TRAVERSE CITY— Randy Parcher is no stranger to bone-chilling nights, having spent them in his van, in a hut he made of wooden pallets and plastic, or in the aisles of stores open all night long.
“I spent many a night in (stores,) but you’d have to keep walking around,” said Parcher, a homeless Traverse City man. “If you fell asleep, someone would come up to you, ‘You have to leave now.’ There were people actually freezing to death.”
Parcher said the First Church of the Nazarene took action to help the homeless in 2003, when it began providing shelter. That evolved into Safe Harbor, a collection of churches that provide shelter and free meals to the homeless in the colder winter months, which is serving increasing numbers, said Ryan Hannon, Goodwill’s street outreach coordinator.
“Last year, during the first week, it was 45 on the one night it was really cold,” he said. “Last night at West Bay Covenant church we had 52; the night before we had 59 people.”

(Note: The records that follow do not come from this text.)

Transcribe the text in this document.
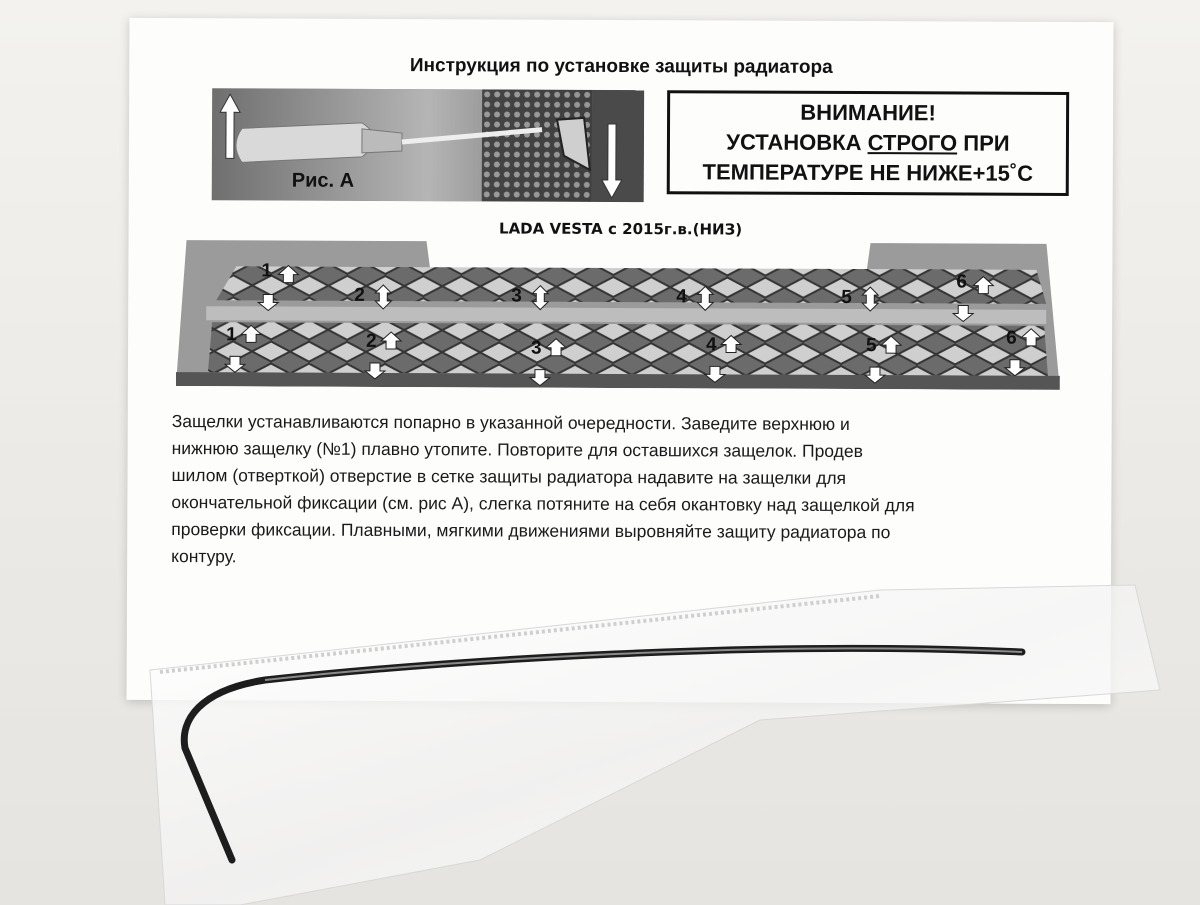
Инструкция по установке защиты радиатора
Рис. А
ВНИМАНИЕ!
УСТАНОВКА СТРОГО ПРИ
ТЕМПЕРАТУРЕ НЕ НИЖЕ+15˚С
LADA VESTA с 2015г.в.(НИЗ)
1
2	3	4	5
6
1	2	3	4	5	6

Защелки устанавливаются попарно в указанной очередности. Заведите верхнюю и

нижнюю защелку (№1) плавно утопите. Повторите для оставшихся защелок. Продев

шилом (отверткой) отверстие в сетке защиты радиатора надавите на защелки для

окончательной фиксации (см. рис А), слегка потяните на себя окантовку над защелкой для

проверки фиксации. Плавными, мягкими движениями выровняйте защиту радиатора по

контуру.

Just two years ago, November’s nightly average was just 26.
Hannon estimates there are nearly 100 homeless people on the streets in the Traverse City area. There’s nowhere for them to go between 2 p.m. and 6 p.m. when Jubilee House closes and Safe Harbor opens.
Saturday’s wind chill dipped to zero. Temperatures will range in the mid 20s to 30s this week with a strong chance of light to moderate snowfall each day, said National Weather Service meteorologist Justin Arnott.
Staying warm is particularly challenging on weekends when the Traverse City library runs shorter hours, Parcher said.
Parcher was sipping a cup of coffee at Central United Methodist, which serves a free breakfast seven days a week and provides showers and a mailing address. The church also offers a free lunch on Thursdays.